Federer obviamente se referia à conquista do brasileiro na semana anterior, no Trofeo Bonfiglio, em Milão, um dos principais eventos juvenis do mundo, abaixo somente dos Grand Slams. Depois de vencer Banana Bowl e Copa Gerdau, Luz investiu em alguns torneios profissionais e só voltou aos juvenis pouco antes de Roland Garros. A competição milanesa, mais do que uma preparação para o saibro francês, revelou-se uma oportunidade de ouro para assumir a ponta do ranking.

Como o russo Andrey Rublev, então líder, não disputou o torneio, tanto o brasileiro (segundo colocado) quanto o norte-americano Taylor Fritz (terceiro) poderiam ultrapassá-lo. Quem fizesse a melhor campanha ficaria em primeiro lugar ao final da competição. Luz teve uma jornada impecável, sendo ameaçado somente na decisão pelo francês Corentin Denolly, que chegou a abrir 4/1 no terceiro set. Ao final, porém, o gaúcho venceu por 6/4, 6/7(2) e 7/6(3), tornando-se o primeiro tenista do Brasil a levantar a taça do tradicionalíssimo Trofeo Bonfiglio, que chegou à sua 56ª edição.

Um dia antes, ao derrotar o japonês Akira Santillan na semifinal, Luz já sabia que, independentemente do resultado da final, seria número 1 do mundo, pois seu “concorrente” Fritz acabou perdendo para Denolly. “Gostaria de ser número 1. Venci Milão e dois torneios no Brasil, e estou muito feliz. É como um sonho, pois toda a minha vida tenho jogado para isso. Então, é incrível”, comentou o jovem.

Em conversa com Patricio Arnold, treinador de Orlandinho, para a edição 139 da revista (na qual estampamos o jovem na capa), ele havia dito que uma das possíveis metas de seu pupilo era alcançar o topo do ranking juvenil. “Quem sabe ele possa se tornar número 1, pois, na parte de exposição, é interessante. Mas, para isso acontecer, ele precisa ganhar um Grand Slam provavelmente”, afirmou Arnold na época. Por uma série de fatores, não foi preciso ganhar um Major, título que Luz na verdade já tem (foi campeão de duplas em Wimbledon no ano passado).

Uma flor

Durante a disputa de Roland Garros, Luz não conseguiu repetir as campanhas do ano anterior (havia feito semifinal em simples e duplas) e, por isso, caiu no ranking. Isso não tira seus méritos e tampouco faz com que seu potencial seja desacreditado. Um dos que aposta em um bom futuro para o jovem gaúcho é ninguém menos que Gustavo Kuerten.

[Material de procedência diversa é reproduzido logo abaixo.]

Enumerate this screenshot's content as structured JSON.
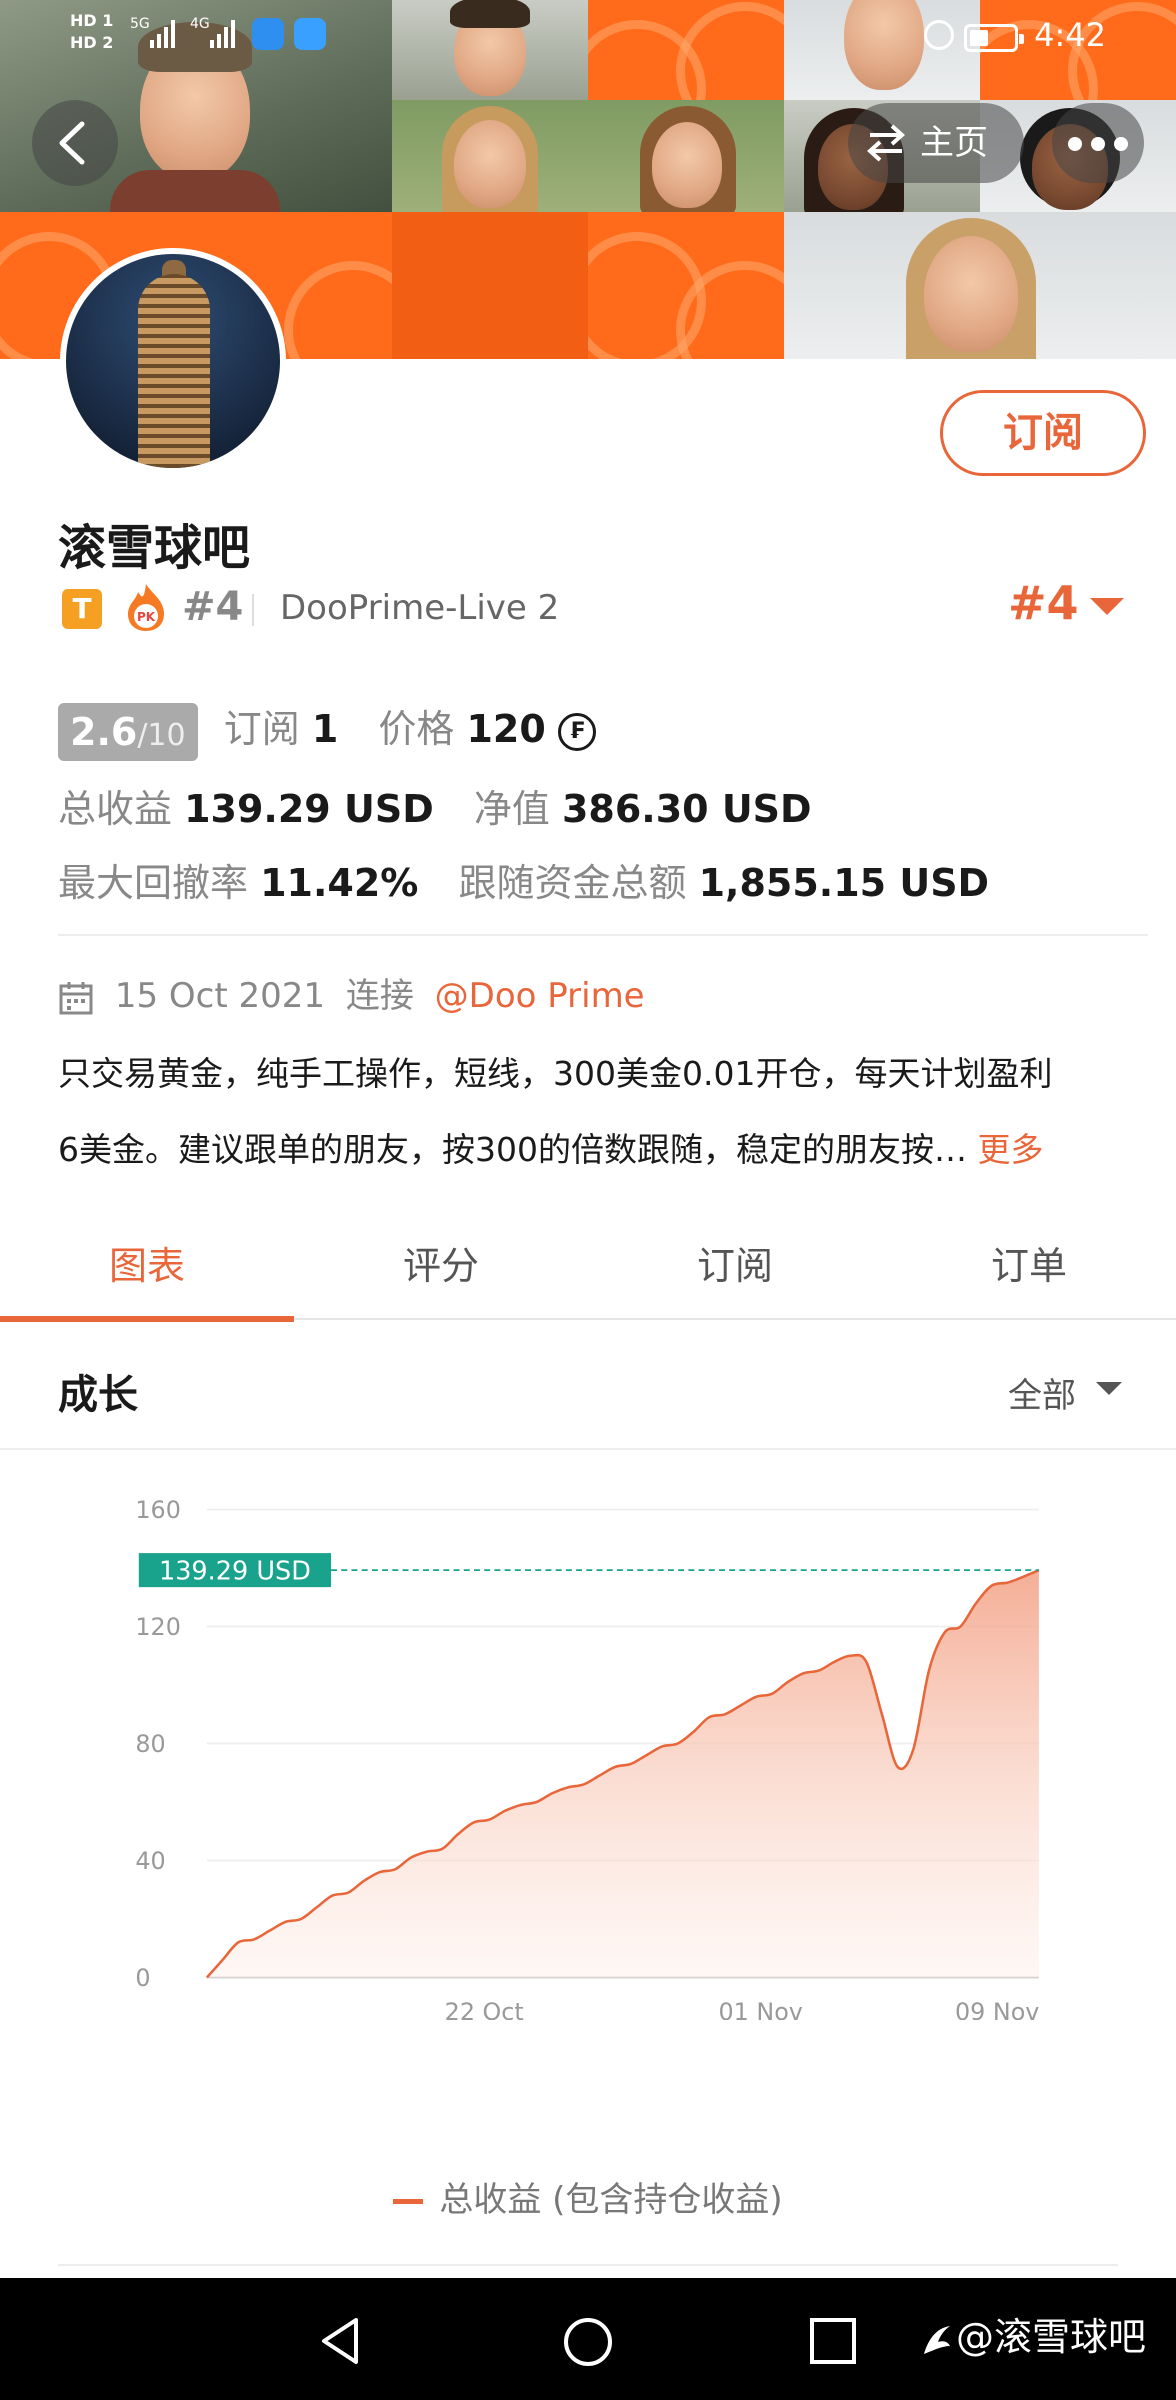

“Eu o conheço desde o começo, quando era uma criança. Ele tem um grande potencial. Não apenas no nível técnico, mas na forma como leva sua carreira e como parece ser um jogador profissional. Ele é muito maduro e muito singular. Estamos lidando com um jogador especial”, afirmou o tricampeão de Roland Garros. “Ele é um grande garoto e ama estar lá lutando. Às vezes, é difícil se manter motivado, mas ele tem essa conexão com o jogo, o brilho que você vê em seus olhos quando ele joga, isso é o que faz um tenista sobreviver na transição do juvenil para o profissional. Ele é como uma flor; todo dia você coloca um pouco de água e toma conta dela com amor e carinho. Acho que ele é o cara que vai nos dar um monte de felicidade na quadra novamente”, concluiu Guga.


“Ele é muito maduro e muito singular. Estamos lidando com um jogador especial”, afirma Guga

Geração de ouro

Aos 17 anos, Orlandinho certamente é a grande promessa dessa geração que, devemos ressaltar, tem os melhores resultados que o Brasil conseguiu no circuito juvenil nos últimos 15 anos. Para se ter uma ideia, de 2001 a 2005, por exemplo, nenhum juvenil brasileiro (homem) havia conseguido superar as oitavas de final em um Grand Slam. Nesse tempo, alguns dos nomes que passaram pelo circuito foram: Franco Ferreiro, Marcelo Melo, Leonardo Kirche, Alexandre Bonatto e Thomaz Bellucci.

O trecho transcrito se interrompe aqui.